Im März 1990 hat das Amt für Öffentliche Sicherheit des chinesischen Staates in Chongqing einen außerordentlich großen Fall von Konterrevolution aufgedeckt; überführt wurden ausnahmslos nichtstaatliche Avantgarde-Dichter und Künstler von einem gewissen Einfluss. Es handelte sich dabei um Liao Yiwu, Wan Xia, Liu Taiheng, Li Yawei, Ba Tie, Gou Mingjun und den Videokünster Zeng Lei. In über zehn Städten wie u.a. Chongqing, Chengdu, Fuling, Leshan, Nanchuan, Beijing, Shenzhen und Shanghai wurden Kulturschaffende vorgeladen, vor Gericht gestellt, in Prozesse verwickelt, inhaftiert – darunter die Romanautoren Zhou Zhongling und Wu Bin, die Dichter Shi Guanghua, Liu Xia, Liu Yuan, Zou Jin, Wei Haitian, Zhu Ying, Bai Yunfeng, Song Wei, Li Mai, Liang Yue, Kuang Hongpo, Sun Jiangyue, Zhong Shan, Li Zhen, Kai Yu, Yu Tian; die Ehefrauen überführter Delinquenten wie A Xia, Wei Jixue, Chen Youmin, Liu Xiaoya, Dong Nan, Xiao Xiao; Studenten wie Fan Dongmei und Zhao Panhong und schließlich Xiao Xujia, ein wichtiger Verantwortungsträger in der Einheit, in der Liao Yiwu vor seiner Verhaftung war. Die Polizeibehörden verlautbarten: »Das ist seit dem 4. Juni 1989 auf dem Tiananmen der größte Fall unter Kulturschaffenden!«

Am 31. Januar 1994 wurde Liao Yiwu auf internationalen Druck 43 Tage vor Ablauf seiner Strafe aus dem Gefängnis entlassen. Er hat sich anschließend scheiden lassen und Schulden gemacht, um sein Kind zu versorgen. Dieser »literarische Brandstifter« hat eine Zeitlang sein Unwesen getrieben, aber keine Spuren in der Geschichte hinterlassen, im Gegenteil, er versank, zur Schande der Menschheit versank er in einem Haufen Hundescheiße – von seinen Kollegen ausgelacht, getreten und verachtet, verkroch er sich in die hintersten Winkel und wurde am Ende vergessen. Außer seiner Familie hat sich noch am meisten die Polizei um ihn gekümmert: Wohin er auch kam, eine unsichtbare Wand folgte ihm auf dem Fuß.

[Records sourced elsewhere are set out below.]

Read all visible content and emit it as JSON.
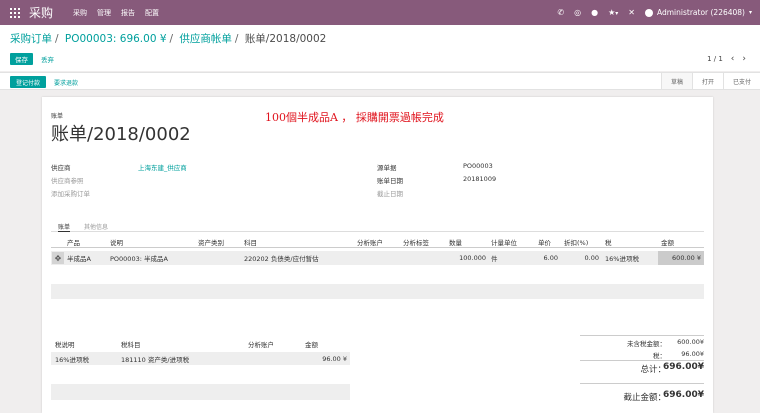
{
  "topbar": {
    "app_title": "采购",
    "menu": [
      "采购",
      "管理",
      "报告",
      "配置"
    ],
    "user": "Administrator (226408)"
  },
  "control": {
    "breadcrumb": [
      "采购订单",
      "PO00003: 696.00 ¥",
      "供应商帐单",
      "账单/2018/0002"
    ],
    "save_label": "保存",
    "discard_label": "丢弃",
    "pager": "1 / 1"
  },
  "statusbar": {
    "register_payment": "登记付款",
    "ask_refund": "要求退款",
    "states": [
      "草稿",
      "打开",
      "已支付"
    ],
    "active_state": 0
  },
  "sheet": {
    "type_label": "账单",
    "title": "账单/2018/0002",
    "annotation": "100個半成品A ， 採購開票過帳完成",
    "left_fields": {
      "vendor_label": "供应商",
      "vendor_value": "上海东建_供应商",
      "vendor_ref_label": "供应商参照",
      "add_purchase_label": "添加采购订单"
    },
    "right_fields": {
      "source_label": "源单据",
      "source_value": "PO00003",
      "bill_date_label": "账单日期",
      "bill_date_value": "20181009",
      "due_date_label": "截止日期"
    },
    "tabs": [
      "账单",
      "其他信息"
    ],
    "lines": {
      "headers": [
        "产品",
        "说明",
        "资产类别",
        "科目",
        "分析账户",
        "分析标签",
        "数量",
        "计量单位",
        "单价",
        "折扣(%)",
        "税",
        "金额"
      ],
      "rows": [
        {
          "product": "半成品A",
          "description": "PO00003: 半成品A",
          "asset": "",
          "account": "220202 负债类/应付暂估",
          "analytic": "",
          "tags": "",
          "qty": "100.000",
          "uom": "件",
          "price": "6.00",
          "discount": "0.00",
          "tax": "16%进项税",
          "amount": "600.00 ¥"
        }
      ]
    },
    "tax_table": {
      "headers": [
        "税说明",
        "税科目",
        "分析账户",
        "金额"
      ],
      "rows": [
        {
          "desc": "16%进项税",
          "account": "181110 资产类/进项税",
          "analytic": "",
          "amount": "96.00 ¥"
        }
      ]
    },
    "totals": {
      "untaxed_label": "未含税金额：",
      "untaxed_value": "600.00¥",
      "tax_label": "税：",
      "tax_value": "96.00¥",
      "total_label": "总计：",
      "total_value": "696.00¥",
      "due_label": "截止金额：",
      "due_value": "696.00¥"
    }
  },
  "colors": {
    "brand": "#875a7b",
    "accent": "#00a09d",
    "annotation": "#e0141e"
  },
  "icons": {
    "apps": "apps-grid-icon",
    "phone": "phone-icon",
    "globe": "globe-icon",
    "chat": "chat-icon",
    "activity": "activity-icon",
    "close": "close-icon",
    "handle": "drag-handle-icon"
  }
}
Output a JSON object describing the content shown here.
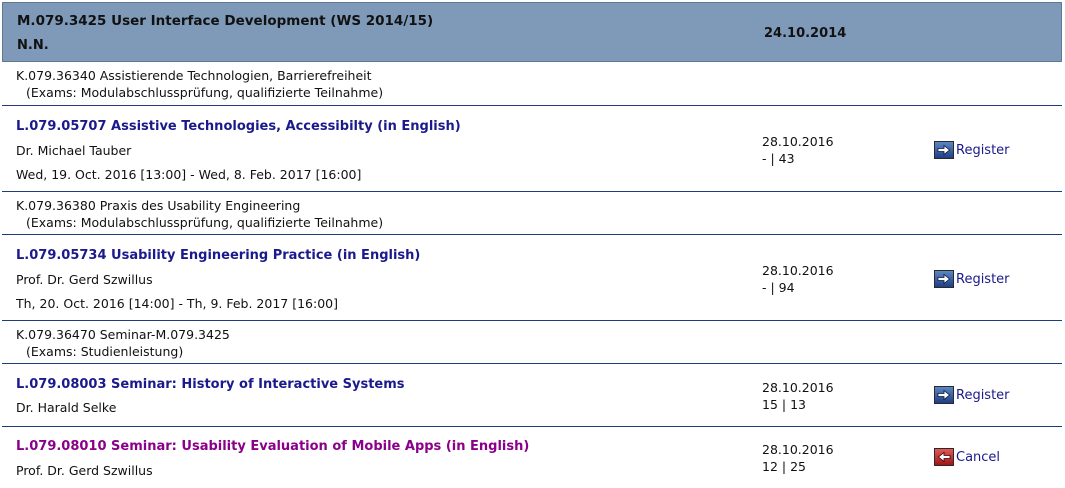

Sein Aufenthaltsort für die nächste Zeit wurde ein kleiner Bezirk namens Baiguolin, vor ein paar Jahren noch ein ödes Vorstadtgebiet, wo über Nacht die Läden und Geschäfte explosionsartig aus dem Boden geschossen waren. Seine Eltern kümmerten sich um die Ernährung, und er hatte jede Menge Zeit, im Hof zu sitzen und in den Himmel zu schauen: »Das ist alles so lange her«, dachte er, »der Ritter schaut zu, wie die Schneide seiner Seele langsam verrostet, was ihm noch an Leben bleibt, verbringt er im Kampf mit dem Rost.«

Wenn es dunkel war, drückte er sich draußen an den Mauern entlang, sie waren robuster als ein Gefängnis. Wenn er an einem Betonzaun vorbeikam, zog er den Kopf ein und schaute sich um, nach einem, der reich war, den er ausnehmen konnte, um es, weit weg, seiner armen Frau und seinem armen Kind zukommen zu lassen – und es waren allein die althergebrachten Moralvorstellungen, die man ihm vor vielen Jahren beigebracht hatte, die ihn davon abhielten.

 

Im Gefängnis lernte er Flöte spielen. Wenn er deprimiert war, spielte er wütend und böse auf diesem metaphysischen, fast schon heiligen Instrument. Das Leben war hart, fast wie die Schneide eines Messers, er hatte nur die Wahl, sich an den Markt anzupassen, weiterzuschreiben oder sich umzubringen.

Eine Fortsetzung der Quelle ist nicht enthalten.